Metro Parks officials say the skate park has a lot to do with the Ohio River Bridges Project.

"The new alignment for the Spaghetti Junction and approaches to the bridge are kind of cutting off our Northwestern side of the park," said Jason Canuel, Asst. Director for Metro Parks.

Canuel said that means the "expert portion" of the Louisville Extreme Park will have to be re-located and just how that process will happen is not yet set in stone.

"The construction details, we don't have them right now," said Canuel.

Canuel said the opportunity for the public to bid the creation design was opened on June 25.  He said the open bidding will end on July 25.

Because of the loops, pipes, curves and shape, the partial location change will be a little challenging.

"What you do with where the bowls are now it has to be properly filled, properly compacted, it has to settle and then we build on top of it, it's quite complicated," said Canuel.

Even park goers said they are used to challenges, at least when it comes to skating or riding.

"I was one of the first people they had out here when I opened it up," said Cody Long.

Those who have coasted, skated and grinded at the park say it's bitter sweet.

"I have spent so much of my life here that I love this place, I have a love for it," said Long.

"When they tear something down it's probably going to upset me, but then building the new will be pretty cool it'll be new and different if there for 13 years now."

Officials say the hardcore skaters and riders will still be able to roll out and practice their skills.

"KYTC is basically giving us a functional replacement which means they are replacing what we have to move," said Canuel.

"It's not that we are enhancing anything, we are just taking what is here and relocating it elsewhere."

Canuel said whatever the new design, it would be a comparable level of skill to what's being taken away.  The full pipe will definitely be taken away, along with the Northwestern part of the part.
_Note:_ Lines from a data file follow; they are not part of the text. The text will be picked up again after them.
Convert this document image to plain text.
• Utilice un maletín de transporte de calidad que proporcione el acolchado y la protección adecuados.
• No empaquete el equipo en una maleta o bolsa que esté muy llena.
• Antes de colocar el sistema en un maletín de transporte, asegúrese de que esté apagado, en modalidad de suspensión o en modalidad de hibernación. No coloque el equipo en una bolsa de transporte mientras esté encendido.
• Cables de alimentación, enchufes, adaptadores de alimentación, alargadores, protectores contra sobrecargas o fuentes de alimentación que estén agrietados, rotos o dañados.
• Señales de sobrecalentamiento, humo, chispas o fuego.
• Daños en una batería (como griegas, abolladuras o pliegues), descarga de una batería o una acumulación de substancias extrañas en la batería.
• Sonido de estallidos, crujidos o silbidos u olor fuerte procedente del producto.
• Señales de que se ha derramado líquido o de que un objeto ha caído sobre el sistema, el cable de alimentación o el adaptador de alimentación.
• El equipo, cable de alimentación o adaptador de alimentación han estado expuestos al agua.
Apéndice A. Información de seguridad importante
"It's not like we're making something better but it will be different because it's new because the service will be smoother," said avid skateboarder and Metro Parks Board of Directors Foundation Member Jason Gainous.

Canuel said the Kentucky Transportation Cabinet is giving them $3.6 million for the relocation.

He said he hoped it meant the cruising will not stop during the process.

Skate park goers said they looked forward to the renovations,

"People will enjoy the opportunity to ride something a little different," said Gainous.

"I think we are very fortunate to have a city government that supportive because it's not always true, where state skateboards can get a bad rap, so it's nice to have a city that's cool with."

Long said he might not ride at the new park, but he was at least looking forward to seeing the transformation.

"I'll just come back and check it out see how everything has changed," said Long.

Until the creation design is finalized, there is no set completion date.